Weiter gibt es nicht mehr viel zu erzählen. Dass mich der Vater suchen gegangen war, als die Kühe allein, ohne ihren jungen Hirten, heimkamen; dass er bald die Rinderspuren über das Moor gesehen hatte, die ihn zum See hinaus wiesen, – das war leicht zu erraten gewesen.

Wenn ich heute aber zurückschaue auf die so weit hinab gesunkenen Jahre meiner Kindheit, – dann weiß ich es, dass tiefer als tausend wohlgesetzte väterliche Worte jene Stunde durch mein ganzes Leben wirkte, da ich in jener wortlosen Erschütterung meinen wahren, wirklichen Vater kennenlernte …

MEINE ERSTE WALLFAHRT

„MAGST DU MORGEN mit mir auf Wallfahrt gehen, Bub?“, fragte mich unsere Barbara, seit Lichtmess junge Dienstmagd bei uns daheim.
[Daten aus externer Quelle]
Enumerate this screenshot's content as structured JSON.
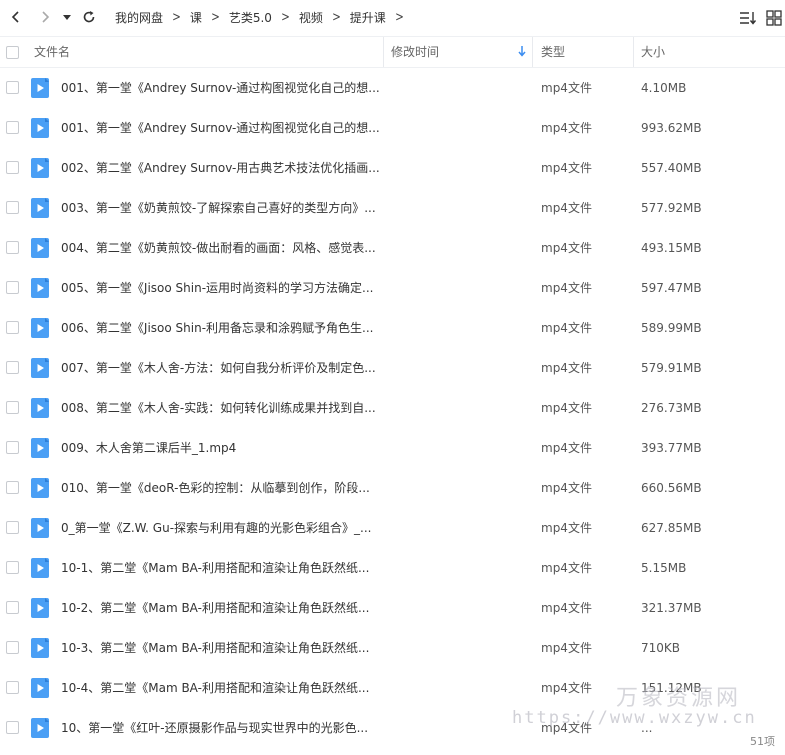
{
  "nav": {
    "back_icon": "chevron-left-icon",
    "forward_icon": "chevron-right-icon",
    "dropdown_icon": "caret-down-icon",
    "refresh_icon": "refresh-icon"
  },
  "breadcrumb": [
    "我的网盘",
    "课",
    "艺类5.0",
    "视频",
    "提升课"
  ],
  "toolbar": {
    "sort_icon": "sort-list-icon",
    "grid_icon": "grid-view-icon"
  },
  "columns": {
    "name": "文件名",
    "mtime": "修改时间",
    "type": "类型",
    "size": "大小"
  },
  "files": [
    {
      "name": "001、第一堂《Andrey Surnov-通过构图视觉化自己的想...",
      "type": "mp4文件",
      "size": "4.10MB"
    },
    {
      "name": "001、第一堂《Andrey Surnov-通过构图视觉化自己的想...",
      "type": "mp4文件",
      "size": "993.62MB"
    },
    {
      "name": "002、第二堂《Andrey Surnov-用古典艺术技法优化插画...",
      "type": "mp4文件",
      "size": "557.40MB"
    },
    {
      "name": "003、第一堂《奶黄煎饺-了解探索自己喜好的类型方向》...",
      "type": "mp4文件",
      "size": "577.92MB"
    },
    {
      "name": "004、第二堂《奶黄煎饺-做出耐看的画面：风格、感觉表...",
      "type": "mp4文件",
      "size": "493.15MB"
    },
    {
      "name": "005、第一堂《Jisoo Shin-运用时尚资料的学习方法确定...",
      "type": "mp4文件",
      "size": "597.47MB"
    },
    {
      "name": "006、第二堂《Jisoo Shin-利用备忘录和涂鸦赋予角色生...",
      "type": "mp4文件",
      "size": "589.99MB"
    },
    {
      "name": "007、第一堂《木人舍-方法：如何自我分析评价及制定色...",
      "type": "mp4文件",
      "size": "579.91MB"
    },
    {
      "name": "008、第二堂《木人舍-实践：如何转化训练成果并找到自...",
      "type": "mp4文件",
      "size": "276.73MB"
    },
    {
      "name": "009、木人舍第二课后半_1.mp4",
      "type": "mp4文件",
      "size": "393.77MB"
    },
    {
      "name": "010、第一堂《deoR-色彩的控制：从临摹到创作，阶段...",
      "type": "mp4文件",
      "size": "660.56MB"
    },
    {
      "name": "0_第一堂《Z.W. Gu-探索与利用有趣的光影色彩组合》_...",
      "type": "mp4文件",
      "size": "627.85MB"
    },
    {
      "name": "10-1、第二堂《Mam BA-利用搭配和渲染让角色跃然纸...",
      "type": "mp4文件",
      "size": "5.15MB"
    },
    {
      "name": "10-2、第二堂《Mam BA-利用搭配和渲染让角色跃然纸...",
      "type": "mp4文件",
      "size": "321.37MB"
    },
    {
      "name": "10-3、第二堂《Mam BA-利用搭配和渲染让角色跃然纸...",
      "type": "mp4文件",
      "size": "710KB"
    },
    {
      "name": "10-4、第二堂《Mam BA-利用搭配和渲染让角色跃然纸...",
      "type": "mp4文件",
      "size": "151.12MB"
    },
    {
      "name": "10、第一堂《红叶-还原摄影作品与现实世界中的光影色...",
      "type": "mp4文件",
      "size": "..."
    }
  ],
  "item_count": "51项",
  "watermark": {
    "line1": "万象资源网",
    "line2": "https://www.wxzyw.cn"
  },
  "colors": {
    "video_icon": "#4a9ff5",
    "sort_arrow": "#3b8df0"
  }
}
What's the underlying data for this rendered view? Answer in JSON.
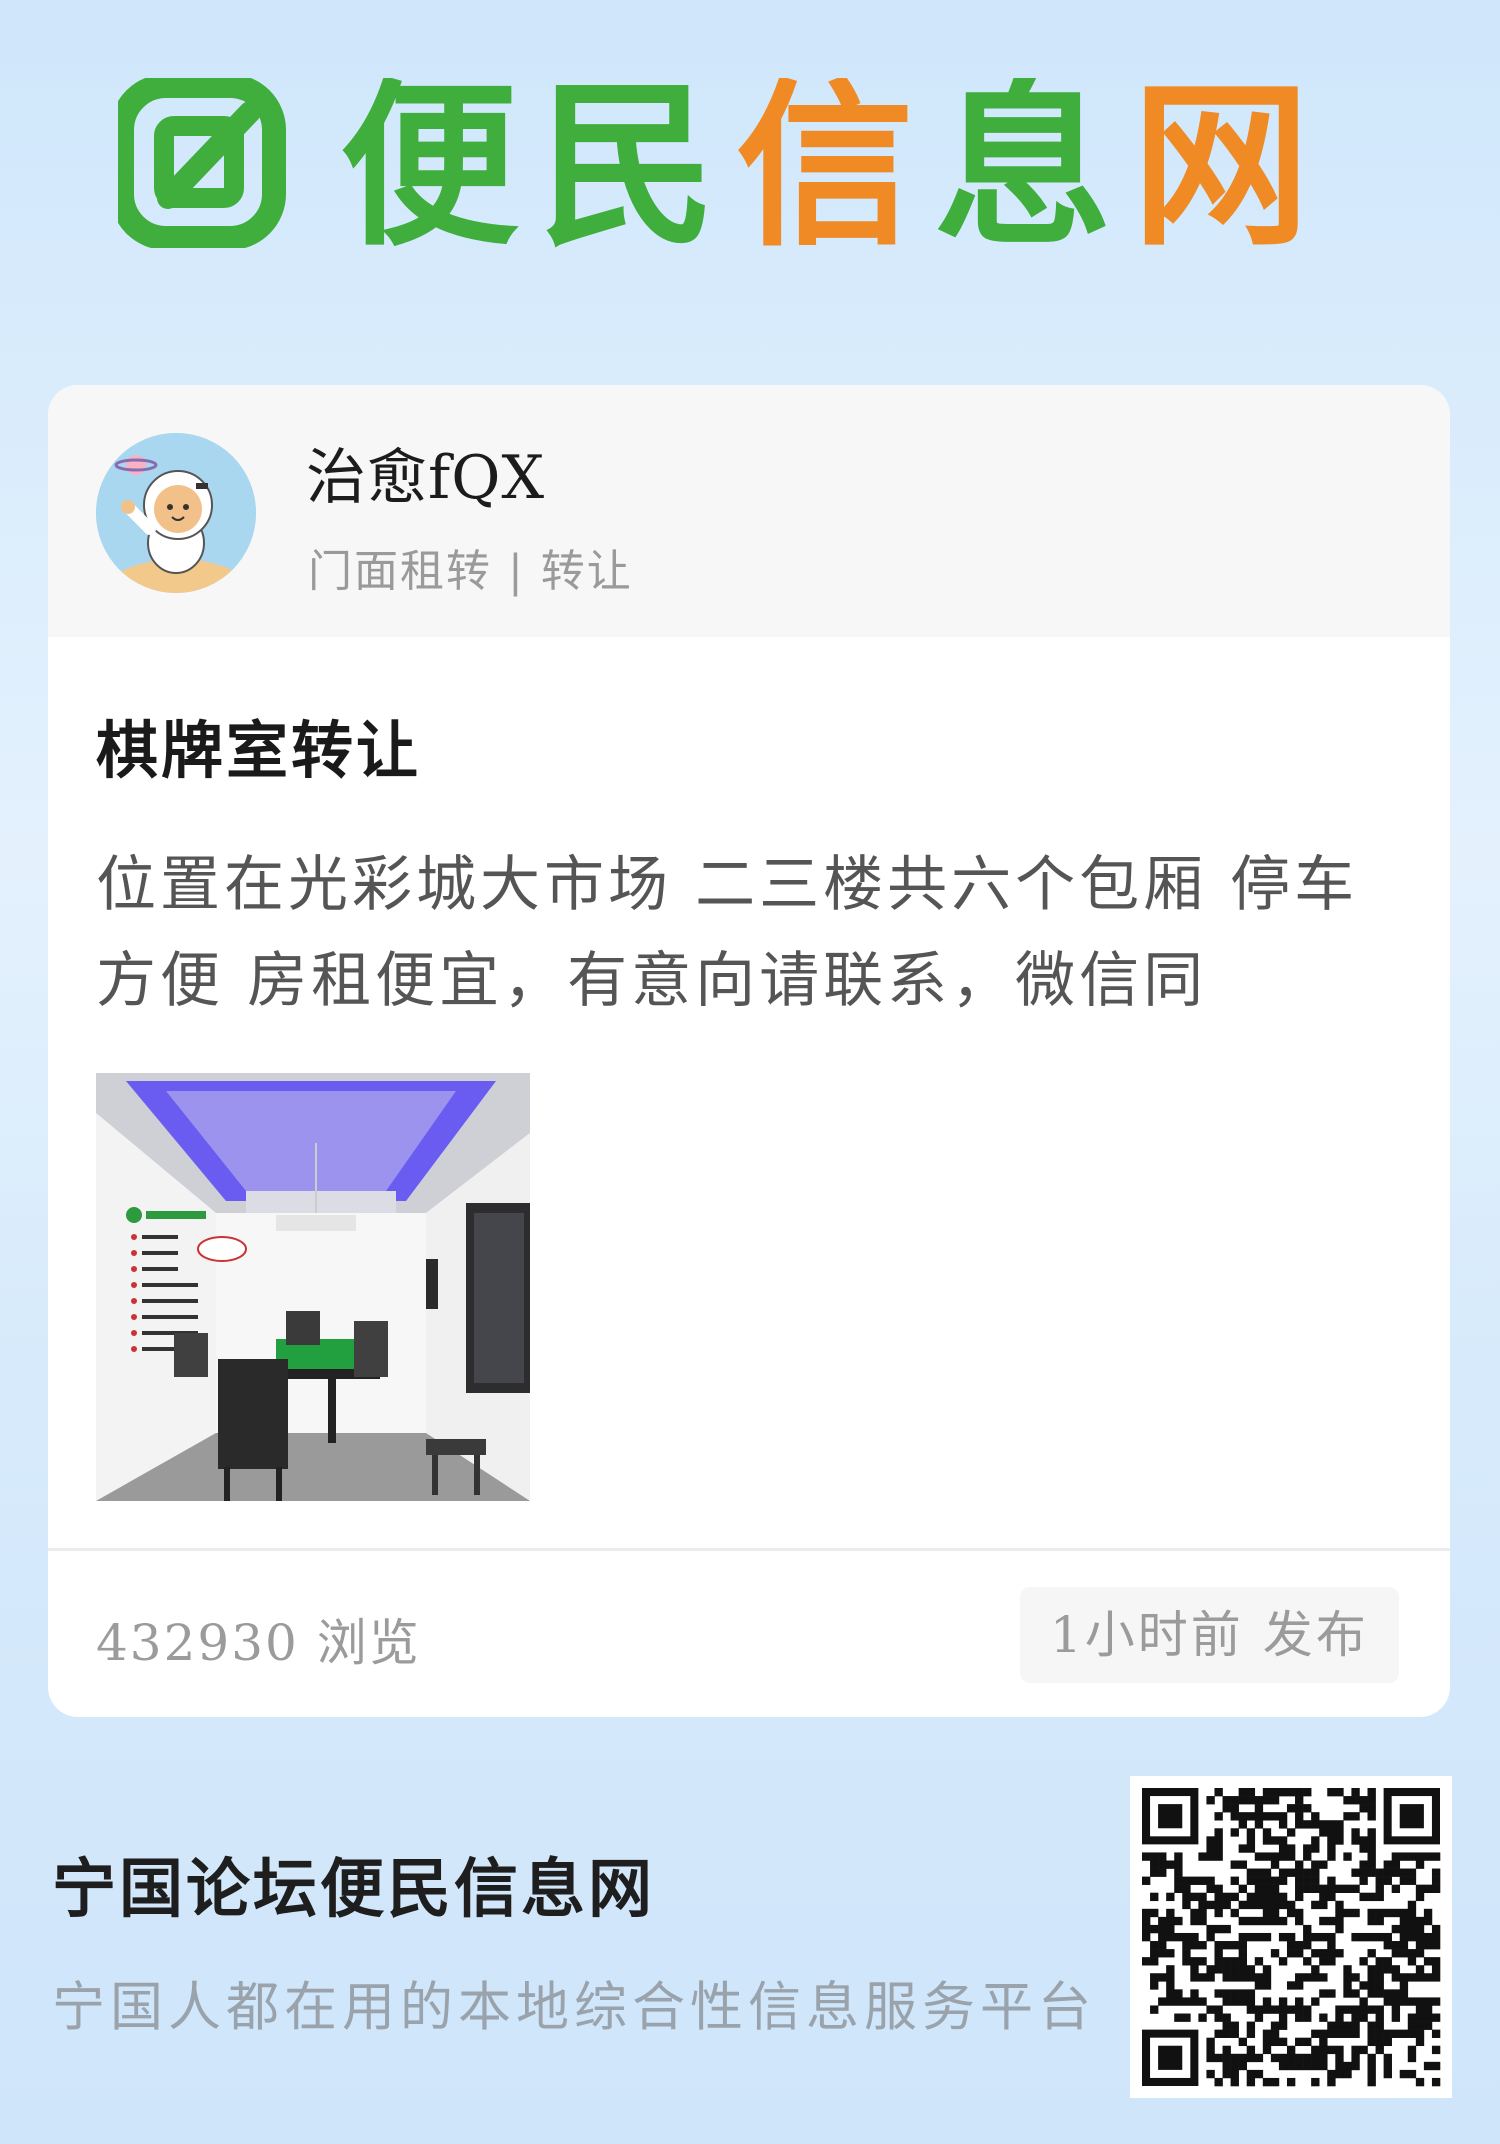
{
  "logo": {
    "text": "便民信息网",
    "icon": "logo-badge-icon",
    "colors": {
      "green": "#3fae3c",
      "orange": "#f08a24"
    }
  },
  "post": {
    "author": "治愈fQX",
    "avatar_icon": "astronaut-avatar",
    "category": "门面租转 | 转让",
    "title": "棋牌室转让",
    "content": "位置在光彩城大市场 二三楼共六个包厢 停车方便 房租便宜，有意向请联系，微信同",
    "photo_icon": "mahjong-room-photo",
    "views": "432930 浏览",
    "published": "1小时前 发布"
  },
  "footer": {
    "title": "宁国论坛便民信息网",
    "subtitle": "宁国人都在用的本地综合性信息服务平台",
    "qr_icon": "qr-code-icon"
  }
}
„Wohin?“, fragte ich, glücklich darüber, dass die Bärbel, die ich heimlich verehrte, mich Buben mit 12 Jahren zum Mitgehen einlud.

Sie lachte schelmisch. „Ich hab mit der Kathi vom Nachbarn für morgen eine Wallfahrt nach Maria Plain ausgemacht, aber ihre Bäuerin ist krank geworden – und allein mag ich auch nicht wallfahrten gehen.“

Jetzt verstand ich, – sie brauchte halt einen männlichen Begleiter und dazu war ich ihr gut genug! Trotzdem, in meinem Herzen klang es: Auf Wallfahrt gehen, mit der Bärbel!

In meiner Jugendzeit wallfahrtete man zu Fuß drei gute Stunden nach Maria Plain, auf Bauernstraßen und stillen Feldwegen. Und das durften Bauersleute einer Magd nicht abschlagen, die man dringend nötig hatte. Im Mai vor der Heumahd war ja die rechte Zeit dafür.

Ich war gleich freudig zum Mitgehen bereit. „Muss halt noch Vater und Mutter fragen!“, lachte ich glücklich.

„Ja, frag sie – und sag auch, wir wollen brav sparsam sein, kein unnötig Geld vertun und hin und zurück zu Fuß gehen!“, sagte sie. So geschah es, dass Barbara und ich am Morgen ums Tagwerden zur Wallfahrt aufbrachen. „Tut aufs Beten nicht vergessen!“, rief uns die Mutter unter der Haustür noch nach. Es war damals Brauch, dass ein Rosenkranzpsalter voll werden sollte bis zum Ziel der Wallfahrt.

Als wir aus dem Dorf kamen, nahm Bärbel den Rosenkranz zwischen die Finger und betete vor. Die aufgehende Sonne traf uns schon beim dritten Gesätzel an. Später waren auch die Dörfer erwacht. Ein junger Fuhrmann lud uns ein, eine Strecke weit bei ihm aufzusitzen. „Das ist wohl dein Bruder – für einen Bräutigam wär’ er noch arg jung!“, spottete er fröhlich und unterhielt sich nur mit unserer sauberen Magd. Ich saß ziemlich überflüssig daneben und war froh, als der Wagen ins Feld abbog. Einen Bräutigam brauchte Bärbel nicht! Mich ärgerte dieses Wort! Nach drei Stunden ging es unter lichtem Buchenwald steil bergan. Und oben stand auf einmal die Wallfahrtskirche schimmernd vor uns. Von der Stadt herauf stiegen Wallfahrer mit einer brokatenen Fahne und hallendem Gebet. Mir war es, als würde ich mit den vielen Menschen hinein in die Kirche geschwemmt unter rauschenden Orgelklängen. Sehr fromm war ich in diesem Augenblick wohl nicht, aber ich bemühte mich, ernst zu sein. Die Umgebung wurde ich erst wieder gewahr, als ich im Wirtshaus vor einer Suppe mit Würsteln saß.